This recipe came from a fellow home cook. Here is what she says about it,
” Below is a recipe that I got from a cooking class. The Chef’s name is Michael Peters, owner of Pierre’s Restaurant in Harding, New Jersey. I have made this appetizer a dozen times and everyone asks for the recipe. The broth is so good in this that you have to serve it with a spoon. So here it is”
Mussels Steamed in White Wine
2 lbs. mussels
1 cup dry white wine
2 shallots, chopped
2 tablespoons unsalted butter
2 tablespoons chopped flat parsley
How To Prepare At Home
Fill a sink 1/2 full of cold water. Add the mussels and toss them around. Pull the beards and scrape off any barnacles from each mussel (inspecting them to make sure that they are tightly closed). Discard any bad mussels.
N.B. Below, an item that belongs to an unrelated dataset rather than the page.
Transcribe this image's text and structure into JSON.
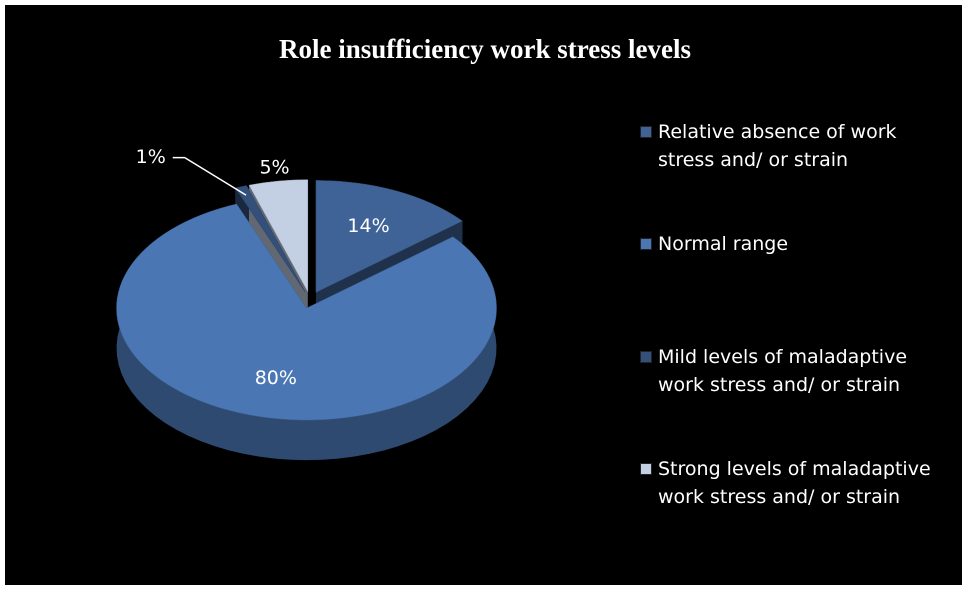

Keep the cleaned mussels out of the water in the refrigerator until ready for use. Do not keep them more that a few hours after washing.
Chop the shallots and parsley.
Put the shallots and white wine into a large stainless steel pot. Add the mussels and cover. Steam them over high heat until the mussels have opened. Shake the pot to be sure that all the mussels are cooked.
Put the mussels into a large bowl. Decant the mussel liquor into a saucepan and bring to a boil.
Add the butter and chopped parsley.
Pour this sauce over the mussels and serve immediately.
I hope your readers enjoy this. I know all of my friends do.